Блока Пришвин не просто уважал, но в отличие от всех без исключения декадентов отзывался о нем почти неизменно высоко. Посетив в 1915 году салон Сологуба, где бурно обсуждался еврейский вопрос, Михаил Михайлович дал убийственную характеристику всем собравшимся за исключением Александра Александровича:
«Салон Сологуба: величайшая пошлость самоговорящая, резонирующая, всегда логичная мертвая маска… пользование… поиски популярности… (Горький, Разумник и неубранная голая баба).
Бунин — вид, манеры провинциального чиновника, подражающего петербуржцу-чиновнику (какой-то пошиб).
Карташов все утопает и утопает в своем праведном чувстве.
Философов занимается фуфайками. Блок — всегда благороден».
Блок же относился к более старшему по возрасту и настолько же младшему по литературному опыту собрату прохладнее. Еще в 1910 году, размышляя о планах на лето, он отмечал в записной книжке:
«Поехать можно в Царицын на Волге — к Ионе Брихничеву. В Олонецкую губернию к Клюеву. С Пришвиным — поваландаться? К сектантам — в Россию».
А в 1915 году после посещения издательства «Сирин» Александр Александрович высказался о встретившемся ему Пришвине и того хлеще:
«Опять Пришва помешала говорить…»
Тем не менее поэт с прозаиком были, что называется, в одном стане, но, когда революция размела Блока с другими членами бывшего РФО по разным углам политического ринга, Пришвин примкнул к правому большинству. И дело тут было не в большинстве, а в собственной позиции Михаила Михайловича. Ни холодное лето семнадцатого года в деревне, ни две недели тюремного заключения в январе восемнадцатого не прошли бесследно, демократических иллюзий боле не осталось, и Пришвин не сдержался да и высказал все, что о Блоке и о его образе мыслей думает, используя свой излюбленный и хорошо знакомый адресату образ кипящего чана:
«С чувством кающегося барина подходит на самый край этого чана Александр Блок и приглашает нас, интеллигентов, слушать музыку революции, потому что нам терять нечего: мы самые настоящие пролетарии.
Как можно сказать так легкомысленно, разве не видит Блок, что для слияния с тем, что он называет „пролетарием“, нужно последнее отдать, наше слово, чего мы не можем отдать и не в нашей это власти. (…)
О деревенских вековухах так говорят: не выходит замуж, потому что засмыслилась и все не может ни на ком остановиться, ко всем льнет, и все ей немилы — засмыслилась.
Это грубо, но нужно сказать: наш любимый поэт Александр Блок, как вековуха, засмыслился. Ну разве можно так легко теперь говорить о войне, о родине, как будто вся наша русская жизнь от колыбели и до революции была одной скукой.

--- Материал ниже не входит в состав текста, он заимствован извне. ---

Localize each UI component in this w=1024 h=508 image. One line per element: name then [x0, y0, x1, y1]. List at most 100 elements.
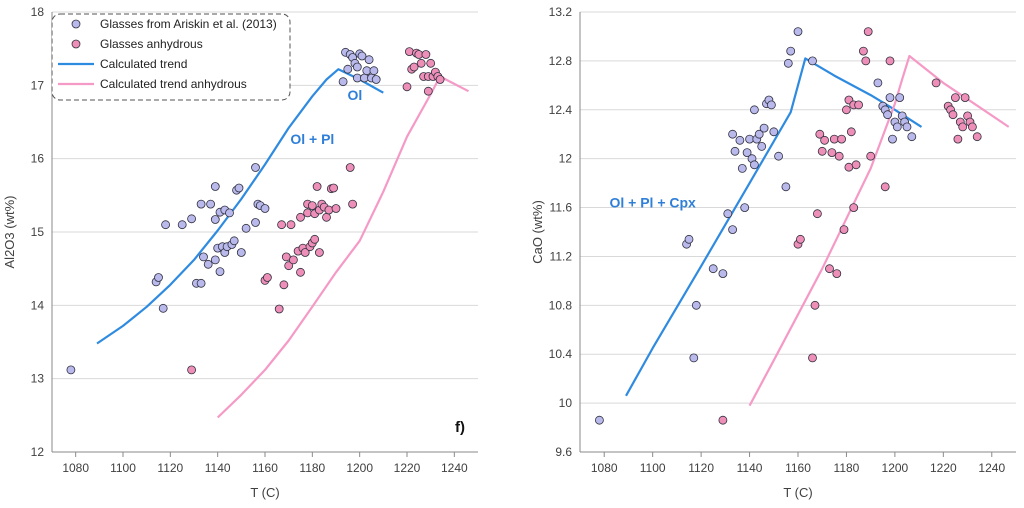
glasses-anhydrous-point — [300, 248, 310, 257]
glasses-anhydrous-point — [402, 82, 412, 92]
glasses-anhydrous-point — [286, 220, 296, 230]
glasses-anhydrous-point — [810, 300, 820, 310]
glasses-ariskin-point — [902, 122, 912, 132]
glasses-ariskin-point — [873, 78, 883, 88]
glasses-ariskin-point — [196, 278, 206, 288]
x-axis-label: T (C) — [783, 485, 812, 500]
glasses-ariskin-point — [745, 134, 754, 144]
glasses-anhydrous-point — [829, 134, 839, 144]
glasses-ariskin-point — [718, 269, 728, 279]
x-tick-label: 1220 — [930, 461, 957, 475]
glasses-anhydrous-point — [863, 27, 873, 37]
glasses-anhydrous-point — [844, 162, 854, 172]
y-tick-label: 10.4 — [549, 347, 573, 361]
glasses-anhydrous-point — [718, 415, 728, 425]
glasses-ariskin-point — [895, 93, 905, 102]
glasses-anhydrous-point — [880, 182, 890, 192]
glasses-ariskin-point — [735, 135, 745, 145]
x-tick-label: 1120 — [688, 461, 714, 475]
glasses-anhydrous-point — [345, 163, 355, 172]
glasses-ariskin-point — [723, 209, 733, 219]
x-tick-label: 1080 — [591, 461, 618, 475]
legend-label: Calculated trend anhydrous — [100, 77, 247, 91]
glasses-ariskin-point — [730, 146, 740, 156]
glasses-ariskin-point — [177, 220, 187, 230]
legend: Glasses from Ariskin et al. (2013) Glasse… — [51, 13, 291, 101]
glasses-anhydrous-point — [861, 56, 871, 66]
x-tick-label: 1140 — [737, 461, 763, 475]
x-tick-label: 1120 — [157, 461, 183, 475]
y-tick-label: 12.8 — [549, 54, 573, 68]
glasses-anhydrous-point — [885, 56, 895, 66]
glasses-ariskin-point — [786, 46, 796, 56]
x-tick-label: 1160 — [252, 461, 278, 475]
glasses-anhydrous-point — [310, 234, 320, 244]
glasses-anhydrous-point — [866, 151, 876, 161]
y-axis-label: Al2O3 (wt%) — [2, 196, 17, 269]
glasses-ariskin-point — [885, 93, 895, 102]
glasses-ariskin-point — [754, 129, 764, 139]
x-tick-label: 1220 — [394, 461, 421, 475]
glasses-anhydrous-point — [348, 199, 358, 209]
glasses-anhydrous-point — [307, 201, 317, 211]
glasses-anhydrous-point — [958, 122, 968, 132]
glasses-ariskin-point — [888, 134, 897, 144]
calculated-trend-anhydrous-line — [216, 75, 470, 419]
glasses-ariskin-point — [343, 64, 353, 74]
y-tick-label: 14 — [31, 298, 45, 312]
y-tick-label: 12 — [559, 152, 573, 166]
glasses-ariskin-point — [757, 141, 767, 151]
glasses-ariskin-point — [161, 220, 171, 230]
glasses-anhydrous-point — [972, 132, 982, 142]
glasses-anhydrous-point — [968, 122, 977, 132]
glasses-anhydrous-point — [322, 212, 331, 222]
glasses-ariskin-point — [728, 225, 737, 235]
glasses-ariskin-point — [767, 100, 776, 110]
glasses-anhydrous-point — [813, 209, 822, 219]
glasses-anhydrous-point — [404, 47, 414, 56]
glasses-ariskin-point — [759, 123, 769, 133]
x-tick-label: 1240 — [441, 461, 468, 475]
glasses-ariskin-point — [737, 163, 747, 173]
glasses-anhydrous-point — [331, 204, 341, 213]
x-tick-label: 1200 — [346, 461, 373, 475]
y-tick-label: 17 — [31, 78, 45, 92]
glasses-anhydrous-point — [820, 135, 829, 145]
glasses-ariskin-point — [206, 199, 216, 209]
glasses-ariskin-point — [774, 151, 783, 161]
glasses-ariskin-point — [352, 62, 362, 72]
glasses-ariskin-point — [229, 236, 239, 246]
glasses-anhydrous-point — [314, 248, 324, 257]
glasses-ariskin-point — [708, 264, 718, 274]
y-tick-label: 10 — [559, 396, 573, 410]
legend-label: Calculated trend — [100, 57, 187, 71]
x-axis-label: T (C) — [250, 485, 279, 500]
glasses-anhydrous-point — [832, 269, 842, 279]
glasses-ariskin-point — [684, 234, 694, 244]
glasses-anhydrous-point — [288, 255, 298, 265]
glasses-ariskin-point — [783, 58, 793, 68]
glasses-anhydrous-point — [948, 110, 958, 120]
y-tick-label: 11.2 — [550, 249, 573, 263]
glasses-ariskin-point — [883, 110, 892, 120]
glasses-anhydrous-point — [834, 151, 844, 161]
glasses-ariskin-point — [187, 214, 197, 224]
glasses-ariskin-point — [210, 215, 220, 224]
glasses-anhydrous-point — [296, 212, 305, 222]
region-annotation: Ol + Pl — [290, 131, 334, 147]
glasses-ariskin-point — [158, 303, 168, 313]
panel-label: f) — [455, 419, 465, 436]
glasses-anhydrous-point — [421, 50, 431, 59]
x-tick-label: 1240 — [978, 461, 1005, 475]
glasses-ariskin-point — [234, 183, 244, 193]
x-tick-label: 1200 — [882, 461, 909, 475]
y-tick-label: 9.6 — [555, 445, 572, 459]
y-axis-label: CaO (wt%) — [530, 200, 545, 264]
glasses-ariskin-point — [241, 223, 251, 233]
glasses-ariskin-point — [750, 160, 759, 170]
glasses-anhydrous-point — [262, 273, 272, 282]
glasses-anhydrous-point — [274, 304, 284, 314]
glasses-ariskin-point — [892, 122, 902, 132]
glasses-ariskin-point — [769, 127, 779, 137]
glasses-ariskin-point — [210, 182, 220, 191]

И кто говорит? О войне — земгусар, о революции — большевик из „Балаганчика“.
Так может говорить дурной иностранец, но не русский и не тот Светлый иностранец, который, верно, скоро придет.
Мы в одно время с Блоком когда-то подходили к хлыстам, я — как любопытный, он — как скучающий.
Хлысты говорили:
— Наш чан кипит, бросьтесь в наш чан, умрите и воскресните вождем.
Ответа не было из чана. И так же не будет ему ответа из нынешнего революционного чана, потому что там варится Бессловесное.
Эта видимость Бессловесного теперь танцует, и под этим вся беда наша русская, какой Блок не знает, не испытал. В конце концов, на большом Суде простится Бессловесное, оно очистится и предстанет в чистых ризах своей родины, но у тех, кто владеет словом, — спросят ответ огненный, и слово скучающего барина там не примется».
Самое поразительное в концовке этого страстного и не совсем справедливого послания (ну почему же это Блок русской беды не знает и не испытал — а кто испытал и знает?) даже не то, что Блок назван скучающим барином, когда-когда, а зимой 1917–1918 годов он таковым не был, а то, что Пришвин буквально повторяет, вернее, переворачивает мысль той самой замечательной питерской старухи, что готова была простить образованным людям отречение от государя, но вменяла это предательство в вину красногвардейцам. Так и Пришвин — народу революция простится, поэту — нет.